Frands’ future plans include the dissemination of evaluations of students-as-co-creators projects, the initiation of projects on technology-enhanced active learning through the development of simulations and gaming tools and institutional innovation through co-creation and partnership.

Dr Jennifer Fraser

Dr Jennifer Fraser is Principal Lecturer at the University of Westminster and University Director of Student Partnership in the Westminster Centre for Teaching Innovation.

Jennifer says ‘I was delighted to be named a National Teaching Fellow in 2016 for my work at Birkbeck, University of London where I worked first as a teacher of Latin American Studies and Spanish language, then as a Learning Development Tutor and finally as Deputy Director of the Centre for Transformative Practice in Learning and Teaching. The award was based on my work with students and staff to develop communities of practice through online platforms, such as, the Birkbeck Learning Skills module, and in person encounters, such as, Academic Writing Days and the Critical Pedagogies Group.

My approach to higher education is shaped by a commitment to working towards inclusion and social justice. Three principles frame how I approach teaching. First, my work is motivated by a desire to create inclusive practices that make higher education accessible to learners from non-traditional backgrounds through creating institutional and classroom cultures that embrace development, instead of deficit, models of learning.
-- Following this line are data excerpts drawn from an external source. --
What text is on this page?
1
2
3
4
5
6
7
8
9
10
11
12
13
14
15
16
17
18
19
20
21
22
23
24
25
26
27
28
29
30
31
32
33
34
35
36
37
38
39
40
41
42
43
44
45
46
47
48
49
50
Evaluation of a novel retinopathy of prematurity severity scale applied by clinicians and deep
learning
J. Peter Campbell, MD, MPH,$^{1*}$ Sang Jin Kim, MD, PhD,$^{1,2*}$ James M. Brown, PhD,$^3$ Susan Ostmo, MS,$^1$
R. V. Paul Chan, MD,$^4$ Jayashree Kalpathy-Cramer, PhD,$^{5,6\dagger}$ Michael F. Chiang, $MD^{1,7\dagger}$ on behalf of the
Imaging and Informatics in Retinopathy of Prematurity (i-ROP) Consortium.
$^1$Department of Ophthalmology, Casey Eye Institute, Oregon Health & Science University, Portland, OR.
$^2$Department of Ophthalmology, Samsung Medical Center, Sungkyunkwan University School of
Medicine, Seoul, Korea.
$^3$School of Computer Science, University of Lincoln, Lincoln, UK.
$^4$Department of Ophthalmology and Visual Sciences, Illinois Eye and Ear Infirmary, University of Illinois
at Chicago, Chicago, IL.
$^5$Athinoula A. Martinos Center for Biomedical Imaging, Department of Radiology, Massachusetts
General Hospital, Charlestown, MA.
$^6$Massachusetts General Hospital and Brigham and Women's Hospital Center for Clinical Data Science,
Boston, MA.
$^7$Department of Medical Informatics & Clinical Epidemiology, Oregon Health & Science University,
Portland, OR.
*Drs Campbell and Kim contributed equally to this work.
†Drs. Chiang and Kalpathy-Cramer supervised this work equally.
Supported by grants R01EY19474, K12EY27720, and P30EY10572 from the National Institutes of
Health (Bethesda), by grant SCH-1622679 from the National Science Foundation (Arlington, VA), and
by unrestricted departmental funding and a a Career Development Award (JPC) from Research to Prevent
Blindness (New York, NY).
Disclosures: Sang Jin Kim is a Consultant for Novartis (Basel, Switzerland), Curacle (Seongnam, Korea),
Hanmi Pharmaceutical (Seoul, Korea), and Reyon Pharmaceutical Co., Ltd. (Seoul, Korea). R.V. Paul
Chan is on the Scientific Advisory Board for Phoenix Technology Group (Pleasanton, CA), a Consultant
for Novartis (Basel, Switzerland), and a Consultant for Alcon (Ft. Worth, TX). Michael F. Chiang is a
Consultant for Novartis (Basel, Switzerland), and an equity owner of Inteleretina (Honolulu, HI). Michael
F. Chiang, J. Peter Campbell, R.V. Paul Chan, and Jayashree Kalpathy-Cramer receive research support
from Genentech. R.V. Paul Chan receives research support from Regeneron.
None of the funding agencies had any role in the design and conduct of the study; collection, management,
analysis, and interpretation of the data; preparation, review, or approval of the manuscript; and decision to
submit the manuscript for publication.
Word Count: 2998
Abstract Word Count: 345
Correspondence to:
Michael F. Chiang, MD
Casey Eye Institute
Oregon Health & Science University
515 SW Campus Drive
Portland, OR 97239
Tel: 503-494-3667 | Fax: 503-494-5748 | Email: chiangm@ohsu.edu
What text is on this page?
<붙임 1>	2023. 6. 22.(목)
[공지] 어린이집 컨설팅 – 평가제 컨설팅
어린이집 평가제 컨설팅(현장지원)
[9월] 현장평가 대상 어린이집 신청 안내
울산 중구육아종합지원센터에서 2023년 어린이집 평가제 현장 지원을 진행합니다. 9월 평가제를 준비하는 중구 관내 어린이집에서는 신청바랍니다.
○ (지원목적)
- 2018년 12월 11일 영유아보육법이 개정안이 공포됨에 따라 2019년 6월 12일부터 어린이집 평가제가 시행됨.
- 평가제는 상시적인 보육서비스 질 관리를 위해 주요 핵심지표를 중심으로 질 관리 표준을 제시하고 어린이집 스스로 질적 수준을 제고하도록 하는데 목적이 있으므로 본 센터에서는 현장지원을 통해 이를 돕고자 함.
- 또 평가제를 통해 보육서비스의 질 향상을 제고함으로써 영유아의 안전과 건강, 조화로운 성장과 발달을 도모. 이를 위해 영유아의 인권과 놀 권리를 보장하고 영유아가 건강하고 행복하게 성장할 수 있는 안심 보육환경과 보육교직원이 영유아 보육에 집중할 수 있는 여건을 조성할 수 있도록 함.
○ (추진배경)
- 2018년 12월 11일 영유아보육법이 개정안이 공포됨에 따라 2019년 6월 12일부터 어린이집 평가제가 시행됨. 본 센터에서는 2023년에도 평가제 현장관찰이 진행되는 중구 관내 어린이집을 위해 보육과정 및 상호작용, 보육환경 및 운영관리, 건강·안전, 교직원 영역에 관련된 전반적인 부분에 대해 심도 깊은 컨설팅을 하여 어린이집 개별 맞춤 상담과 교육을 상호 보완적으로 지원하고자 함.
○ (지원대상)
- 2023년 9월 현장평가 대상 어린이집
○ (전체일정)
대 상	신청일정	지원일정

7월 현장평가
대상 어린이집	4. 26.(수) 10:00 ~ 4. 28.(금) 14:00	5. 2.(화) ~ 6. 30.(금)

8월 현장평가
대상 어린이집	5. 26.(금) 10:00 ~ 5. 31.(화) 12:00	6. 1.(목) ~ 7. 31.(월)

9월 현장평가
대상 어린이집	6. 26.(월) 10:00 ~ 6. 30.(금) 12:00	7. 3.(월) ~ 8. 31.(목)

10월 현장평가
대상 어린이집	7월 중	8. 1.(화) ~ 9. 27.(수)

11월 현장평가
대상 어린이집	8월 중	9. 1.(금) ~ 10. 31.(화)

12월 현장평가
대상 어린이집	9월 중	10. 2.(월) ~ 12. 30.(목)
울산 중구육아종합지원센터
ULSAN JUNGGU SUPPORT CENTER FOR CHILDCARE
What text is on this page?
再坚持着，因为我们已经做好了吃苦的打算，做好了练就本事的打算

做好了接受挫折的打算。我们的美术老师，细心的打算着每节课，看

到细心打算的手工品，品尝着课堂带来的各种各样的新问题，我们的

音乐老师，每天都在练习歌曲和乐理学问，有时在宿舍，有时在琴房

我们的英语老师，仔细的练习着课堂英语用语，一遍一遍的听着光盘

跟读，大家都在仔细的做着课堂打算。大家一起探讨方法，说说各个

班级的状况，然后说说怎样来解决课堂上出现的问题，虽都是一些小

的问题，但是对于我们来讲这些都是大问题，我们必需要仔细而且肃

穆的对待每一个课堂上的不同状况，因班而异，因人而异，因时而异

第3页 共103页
Second, I believe that transformation requires relationships of mutuality in which everyone – students, teachers and institutions – are open to learning and changing. Third, I am committed to a feminist and queer ethos of teaching that is grounded in collaborative practices and non-hierarchical methods, which, in turn, require attentiveness to power and how it shapes classroom and institutional relations. It is sometimes a challenge to learn and teach in these ways because institutional cultures historically have been designed with other priorities. Receiving a National Teaching Fellowship is important to me because it recognises and values alternative ways of working and being in higher education. I hope to use the award to open spaces and foster conversations about how we can transform our institutional cultures into spaces in which students and teachers work together and re-vision what it means to engage in transformative education’.